Babur forced himself to think coolly. What were his options? But in his heart he knew he had only one. They must go on. Even now, triggered by the flight of the burning arrow, four hundred of his warriors would be retracing his journey of three nights ago and dropping down into the dank, narrow tunnel that had led him into the city. He could not abandon them. Whatever happened, he would lead his men in an assault on the gate.
But even as these thoughts jostled in his mind, Babur saw a figure appear on the wall to the right of the gate, holding a burning torch, which he waved slowly and deliberately from side to side.

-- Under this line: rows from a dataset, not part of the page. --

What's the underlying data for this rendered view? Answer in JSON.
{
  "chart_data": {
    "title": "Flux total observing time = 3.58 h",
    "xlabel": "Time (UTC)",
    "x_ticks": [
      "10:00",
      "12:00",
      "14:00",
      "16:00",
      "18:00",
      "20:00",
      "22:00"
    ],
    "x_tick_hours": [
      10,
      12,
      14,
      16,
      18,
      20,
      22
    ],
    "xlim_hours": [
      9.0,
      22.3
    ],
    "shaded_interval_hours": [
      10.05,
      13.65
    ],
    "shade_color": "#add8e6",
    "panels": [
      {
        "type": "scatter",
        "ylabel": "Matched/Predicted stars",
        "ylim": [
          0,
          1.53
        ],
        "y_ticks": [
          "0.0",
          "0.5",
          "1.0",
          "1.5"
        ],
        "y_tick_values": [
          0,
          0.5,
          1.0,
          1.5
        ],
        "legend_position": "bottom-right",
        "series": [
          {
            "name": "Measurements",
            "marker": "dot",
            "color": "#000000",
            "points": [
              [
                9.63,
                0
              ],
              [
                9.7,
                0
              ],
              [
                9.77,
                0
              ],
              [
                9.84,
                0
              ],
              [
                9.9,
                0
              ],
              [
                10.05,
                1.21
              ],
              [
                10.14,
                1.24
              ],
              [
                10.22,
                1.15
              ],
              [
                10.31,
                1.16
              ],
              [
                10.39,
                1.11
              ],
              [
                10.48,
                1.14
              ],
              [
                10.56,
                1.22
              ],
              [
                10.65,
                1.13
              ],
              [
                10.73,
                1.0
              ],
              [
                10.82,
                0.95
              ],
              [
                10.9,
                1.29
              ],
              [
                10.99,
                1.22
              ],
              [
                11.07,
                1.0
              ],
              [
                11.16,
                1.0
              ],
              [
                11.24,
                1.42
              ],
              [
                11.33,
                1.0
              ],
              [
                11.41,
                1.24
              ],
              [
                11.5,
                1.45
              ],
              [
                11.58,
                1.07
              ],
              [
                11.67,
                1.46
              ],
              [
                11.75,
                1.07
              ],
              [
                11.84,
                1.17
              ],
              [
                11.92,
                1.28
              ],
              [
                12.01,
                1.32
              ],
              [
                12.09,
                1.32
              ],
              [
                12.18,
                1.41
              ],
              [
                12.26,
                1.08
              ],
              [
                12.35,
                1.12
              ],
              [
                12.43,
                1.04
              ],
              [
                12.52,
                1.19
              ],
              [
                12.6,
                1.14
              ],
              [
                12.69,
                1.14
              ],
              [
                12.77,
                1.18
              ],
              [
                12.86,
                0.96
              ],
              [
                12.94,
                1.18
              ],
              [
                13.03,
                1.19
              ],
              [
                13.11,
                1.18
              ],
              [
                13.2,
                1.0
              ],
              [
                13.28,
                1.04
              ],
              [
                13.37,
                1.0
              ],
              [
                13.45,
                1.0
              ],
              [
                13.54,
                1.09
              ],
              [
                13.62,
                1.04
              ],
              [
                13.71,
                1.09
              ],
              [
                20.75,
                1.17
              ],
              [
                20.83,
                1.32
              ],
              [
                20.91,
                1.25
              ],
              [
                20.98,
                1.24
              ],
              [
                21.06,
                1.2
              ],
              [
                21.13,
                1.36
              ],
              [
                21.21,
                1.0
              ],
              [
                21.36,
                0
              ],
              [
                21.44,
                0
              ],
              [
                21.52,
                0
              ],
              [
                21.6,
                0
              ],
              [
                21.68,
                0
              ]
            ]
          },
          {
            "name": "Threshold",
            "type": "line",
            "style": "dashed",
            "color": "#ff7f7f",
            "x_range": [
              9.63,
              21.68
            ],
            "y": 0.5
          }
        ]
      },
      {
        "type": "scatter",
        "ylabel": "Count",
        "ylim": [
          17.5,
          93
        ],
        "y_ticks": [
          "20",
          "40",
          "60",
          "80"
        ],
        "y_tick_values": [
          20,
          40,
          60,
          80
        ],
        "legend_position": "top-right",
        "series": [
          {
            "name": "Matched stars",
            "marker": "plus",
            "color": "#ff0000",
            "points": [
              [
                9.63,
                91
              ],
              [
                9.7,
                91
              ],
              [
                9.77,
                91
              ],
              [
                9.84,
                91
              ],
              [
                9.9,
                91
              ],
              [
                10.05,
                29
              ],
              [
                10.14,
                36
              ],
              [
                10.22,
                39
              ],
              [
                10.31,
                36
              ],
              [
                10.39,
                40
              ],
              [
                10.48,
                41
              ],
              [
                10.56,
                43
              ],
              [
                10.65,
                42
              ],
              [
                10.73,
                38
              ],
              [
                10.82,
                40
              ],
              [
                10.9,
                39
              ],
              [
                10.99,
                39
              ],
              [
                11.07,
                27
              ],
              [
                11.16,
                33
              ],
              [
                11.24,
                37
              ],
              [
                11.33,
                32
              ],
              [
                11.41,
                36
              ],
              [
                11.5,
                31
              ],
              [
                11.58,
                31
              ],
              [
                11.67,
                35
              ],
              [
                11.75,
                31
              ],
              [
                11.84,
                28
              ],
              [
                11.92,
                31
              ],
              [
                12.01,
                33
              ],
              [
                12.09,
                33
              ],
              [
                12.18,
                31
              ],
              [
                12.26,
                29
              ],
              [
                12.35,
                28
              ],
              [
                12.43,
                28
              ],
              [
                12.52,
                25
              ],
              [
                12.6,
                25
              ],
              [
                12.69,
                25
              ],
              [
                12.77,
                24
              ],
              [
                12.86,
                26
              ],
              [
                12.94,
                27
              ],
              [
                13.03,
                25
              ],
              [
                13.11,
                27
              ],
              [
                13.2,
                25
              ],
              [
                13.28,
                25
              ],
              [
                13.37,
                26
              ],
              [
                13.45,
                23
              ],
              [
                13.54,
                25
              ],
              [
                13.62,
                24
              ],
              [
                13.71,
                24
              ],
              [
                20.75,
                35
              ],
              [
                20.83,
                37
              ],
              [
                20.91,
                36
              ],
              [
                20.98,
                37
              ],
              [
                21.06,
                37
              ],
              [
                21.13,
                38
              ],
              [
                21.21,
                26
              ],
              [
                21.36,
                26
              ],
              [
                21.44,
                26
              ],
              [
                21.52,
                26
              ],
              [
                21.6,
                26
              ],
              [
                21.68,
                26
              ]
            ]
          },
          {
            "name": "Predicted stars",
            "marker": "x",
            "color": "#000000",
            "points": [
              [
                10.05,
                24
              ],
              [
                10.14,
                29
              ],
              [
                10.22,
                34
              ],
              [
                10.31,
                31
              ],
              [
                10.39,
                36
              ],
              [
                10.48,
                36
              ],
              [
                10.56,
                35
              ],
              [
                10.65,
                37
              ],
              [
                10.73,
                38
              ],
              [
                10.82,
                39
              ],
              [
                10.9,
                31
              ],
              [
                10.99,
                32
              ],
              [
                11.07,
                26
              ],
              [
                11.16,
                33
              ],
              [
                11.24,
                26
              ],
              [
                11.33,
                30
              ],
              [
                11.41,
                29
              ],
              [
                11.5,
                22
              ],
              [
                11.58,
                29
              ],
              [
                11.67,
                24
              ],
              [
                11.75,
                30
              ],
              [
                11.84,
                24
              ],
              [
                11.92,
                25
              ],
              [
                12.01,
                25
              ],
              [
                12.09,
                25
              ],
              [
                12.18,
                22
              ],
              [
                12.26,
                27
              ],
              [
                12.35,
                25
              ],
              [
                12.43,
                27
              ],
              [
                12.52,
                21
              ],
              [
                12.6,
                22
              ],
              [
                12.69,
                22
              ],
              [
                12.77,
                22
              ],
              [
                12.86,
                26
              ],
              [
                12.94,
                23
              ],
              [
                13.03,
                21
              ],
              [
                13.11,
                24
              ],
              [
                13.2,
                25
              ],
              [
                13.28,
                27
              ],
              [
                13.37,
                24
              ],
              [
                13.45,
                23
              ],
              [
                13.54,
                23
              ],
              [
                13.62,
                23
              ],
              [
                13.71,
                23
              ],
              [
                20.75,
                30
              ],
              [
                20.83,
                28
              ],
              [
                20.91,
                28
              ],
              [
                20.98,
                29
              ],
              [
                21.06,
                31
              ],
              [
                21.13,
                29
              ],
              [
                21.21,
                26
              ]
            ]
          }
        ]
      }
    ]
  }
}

Almost at once Babur heard the raw, grating noise of a great wheel being turned. The metal grille shuddered, then slowly began to rise. He shot Wazir Khan a grin of triumph, then gave the low, whooping call that was the signal to attack. He heard it repeated ten, a hundred times as his men took it up. Soft as it was, it seemed to swell, lifting him up and impelling him forward.
His father’s sword in his right hand, dagger in his left, Babur ran the short remaining distance to the gate. The grille was already a
third of the way up. With his men surging round him, he flung himself beneath it, curling into a ball to roll under its sharp prongs. Uncoiling himself he leaped to his feet and peered into the darkness, every nerve tense as he listened for the air to move as an arrow took flight or a throwing axe whirled towards him. But there was only the sound of feet running down the stone stairs from the gatehouse. It was Baisanghar, face grim. ‘Welcome. I have kept my word.’ He knelt briefly before Babur. ‘ We must be quick. There are spies everywhere – even now we will be being watched and the alarm may sound at any moment. Twenty of my men are holding this gate but the rest are waiting near the Kok Saray.’ He gestured up the dark lane leading into the city. ‘Come.’
As Baisanghar finished speaking, ahead, high on the battlements of the Kok Saray within the walls of the citadel, spurts of orange light were suddenly piercing the darkness – torches. The garrison had been alerted to their presence. The wailing of a horn and the harsh shouts of officers as they roused their men confirmed that they had lost the advantage of surprise. Babur did not hesitate. Raising his sword, he yelled the battle cry of his people – ‘Ferghana.’ Blood pounding in his ears, he charged forward.